Anna Lindberg was the director of SASNET, the South Asian Studies Network at Lund University, from July 2007 until November 2016.

 

Anna oxh Nishi
Anna Lindberg and Nishi Mitra vom Berg, Photo: Lars Eklund

Her aim has been to transform SASNET from a national network financed by SIDA, whose financing ended in 2010, into a Lund University based research network. She formerly taught history and gender studies at Lund University, and at the University of Pennsylvania and Penn State University in the US. In 2001 her dissertation, Experience and Identity: A Historical Account of Class, Caste, and Gender among the Cashew Workers of Kerala, 1930–2000, was awarded the prize for outstanding academic achievement by the Royal Swedish Academy of Letters, History, and Antiquities. It was republished in 2005 by NIAS and the University of Hawaii Press under the title Modernization and Effeminization. Anna Lindberg specializes in contemporary Indian history. Her main concern is South Indian, especially Kerala, history and gender with an interdisciplinary approach. Her research concerns marriage, religion, dowry, and migration in Travancore, Malabar and contemporary Kerala.  She has been affiliated with Centre for Development Studies in Thiruvananthapuram, Kerala, for several years.

Selected publications: 

  • “Historical Roots to Contemporary Dowry in South India?”, Journal of South Asian Studies, Vol. 37, no. 1, pp. 22–42.
  • “Child Marriage in Travancore: Religion, Modernity, and Change”, Economic and Political Weekly, Vol.
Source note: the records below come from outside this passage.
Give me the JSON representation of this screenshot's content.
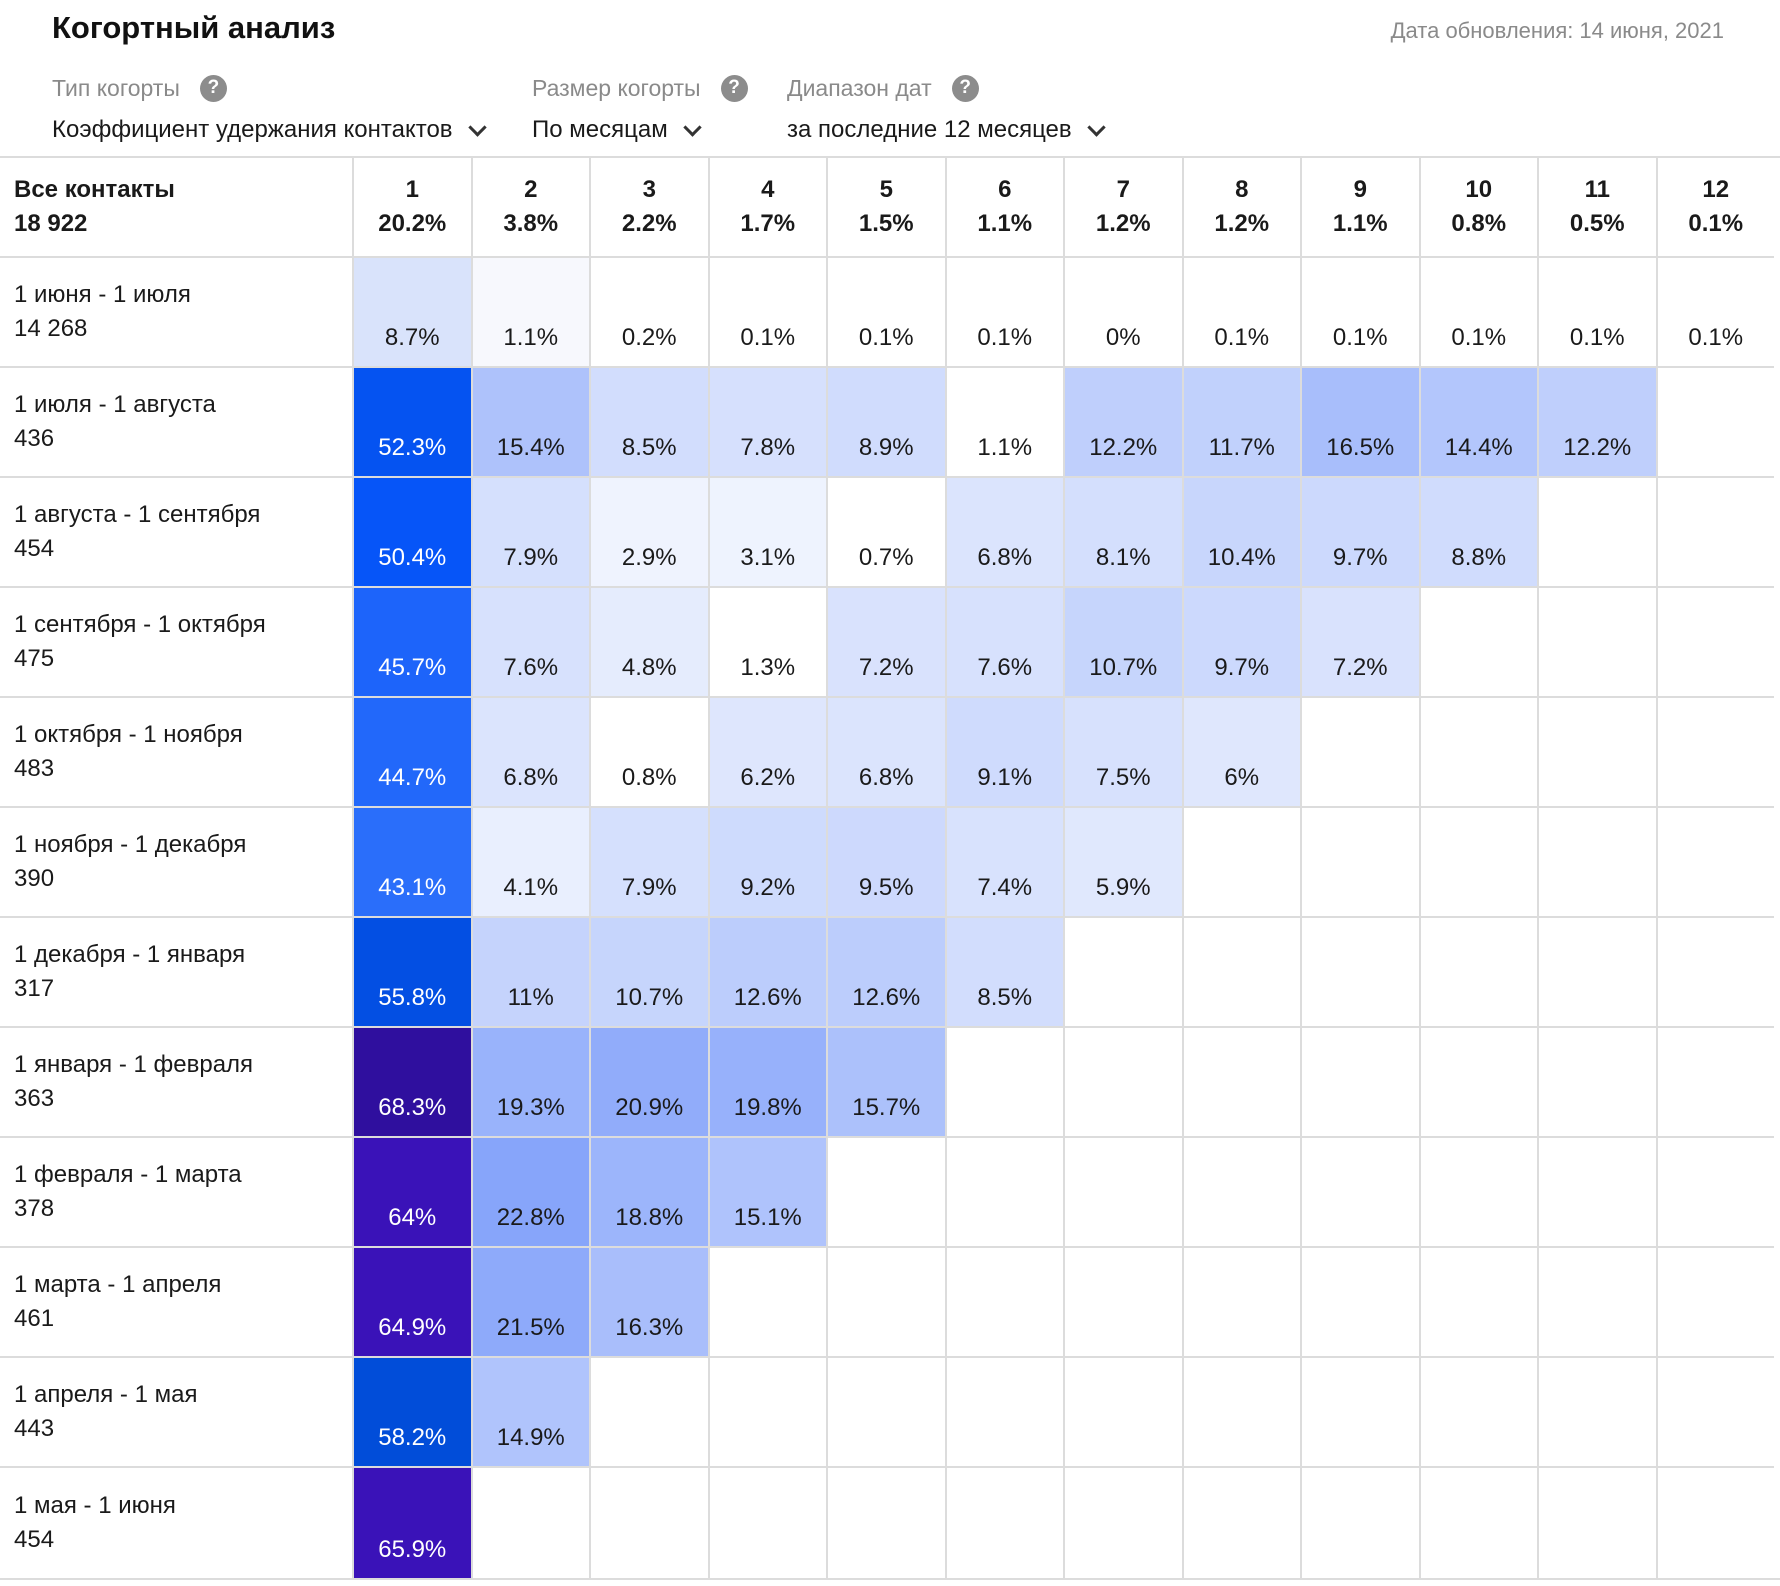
{
  "header": {
    "title": "Когортный анализ",
    "updated_label": "Дата обновления:",
    "updated_date": "14 июня, 2021"
  },
  "filters": {
    "cohort_type": {
      "label": "Тип когорты",
      "value": "Коэффициент удержания контактов"
    },
    "cohort_size": {
      "label": "Размер когорты",
      "value": "По месяцам"
    },
    "date_range": {
      "label": "Диапазон дат",
      "value": "за последние 12 месяцев"
    }
  },
  "table": {
    "total_label": "Все контакты",
    "total_count": "18 922",
    "columns": [
      {
        "n": "1",
        "pct": "20.2%"
      },
      {
        "n": "2",
        "pct": "3.8%"
      },
      {
        "n": "3",
        "pct": "2.2%"
      },
      {
        "n": "4",
        "pct": "1.7%"
      },
      {
        "n": "5",
        "pct": "1.5%"
      },
      {
        "n": "6",
        "pct": "1.1%"
      },
      {
        "n": "7",
        "pct": "1.2%"
      },
      {
        "n": "8",
        "pct": "1.2%"
      },
      {
        "n": "9",
        "pct": "1.1%"
      },
      {
        "n": "10",
        "pct": "0.8%"
      },
      {
        "n": "11",
        "pct": "0.5%"
      },
      {
        "n": "12",
        "pct": "0.1%"
      }
    ],
    "rows": [
      {
        "label": "1 июня - 1 июля",
        "count": "14 268",
        "values": [
          "8.7%",
          "1.1%",
          "0.2%",
          "0.1%",
          "0.1%",
          "0.1%",
          "0%",
          "0.1%",
          "0.1%",
          "0.1%",
          "0.1%",
          "0.1%"
        ]
      },
      {
        "label": "1 июля - 1 августа",
        "count": "436",
        "values": [
          "52.3%",
          "15.4%",
          "8.5%",
          "7.8%",
          "8.9%",
          "1.1%",
          "12.2%",
          "11.7%",
          "16.5%",
          "14.4%",
          "12.2%"
        ]
      },
      {
        "label": "1 августа - 1 сентября",
        "count": "454",
        "values": [
          "50.4%",
          "7.9%",
          "2.9%",
          "3.1%",
          "0.7%",
          "6.8%",
          "8.1%",
          "10.4%",
          "9.7%",
          "8.8%"
        ]
      },
      {
        "label": "1 сентября - 1 октября",
        "count": "475",
        "values": [
          "45.7%",
          "7.6%",
          "4.8%",
          "1.3%",
          "7.2%",
          "7.6%",
          "10.7%",
          "9.7%",
          "7.2%"
        ]
      },
      {
        "label": "1 октября - 1 ноября",
        "count": "483",
        "values": [
          "44.7%",
          "6.8%",
          "0.8%",
          "6.2%",
          "6.8%",
          "9.1%",
          "7.5%",
          "6%"
        ]
      },
      {
        "label": "1 ноября - 1 декабря",
        "count": "390",
        "values": [
          "43.1%",
          "4.1%",
          "7.9%",
          "9.2%",
          "9.5%",
          "7.4%",
          "5.9%"
        ]
      },
      {
        "label": "1 декабря - 1 января",
        "count": "317",
        "values": [
          "55.8%",
          "11%",
          "10.7%",
          "12.6%",
          "12.6%",
          "8.5%"
        ]
      },
      {
        "label": "1 января - 1 февраля",
        "count": "363",
        "values": [
          "68.3%",
          "19.3%",
          "20.9%",
          "19.8%",
          "15.7%"
        ]
      },
      {
        "label": "1 февраля - 1 марта",
        "count": "378",
        "values": [
          "64%",
          "22.8%",
          "18.8%",
          "15.1%"
        ]
      },
      {
        "label": "1 марта - 1 апреля",
        "count": "461",
        "values": [
          "64.9%",
          "21.5%",
          "16.3%"
        ]
      },
      {
        "label": "1 апреля - 1 мая",
        "count": "443",
        "values": [
          "58.2%",
          "14.9%"
        ]
      },
      {
        "label": "1 мая - 1 июня",
        "count": "454",
        "values": [
          "65.9%"
        ]
      }
    ]
  }
}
XLIX, no. 17, pp. 79–87.
  • “Modernization and Religious Identities in Late Colonial Madras and Malabar”, Tapasam: Journal for Kerala History, April – September, 2012.
  • “Islamisation, Modernisation, or Globalisation? Changed Gender Relations among South Indian Muslims,” Journal of South Asian Studies., Vol. 32:1.
  • Modernization and Effeminization: Kerala Cashew Workers since 1930. Copenhagen and Honolulu: NIAS and University of Hawaii Press.
  • “Can There Be Dowry-Related Problems in Progressive Kerala?”. In Pakistan Journal of Women’s Studies, Alam-e-Niswan, Vol. 11, No. 1, Karachi.
  • “Transformation of Marriage Patterns in the Kerala Diaspora” in Knut A. Jakobsen and Pratap Kumar (eds), South Asians in the Diaspora: Histories and Religious Traditions. Leiden: Brill.
  • “Class, Caste, and Gender: the Kerala Cashew Workers 1930–2000.” International Review of Social History, Vol. 46, August 2001.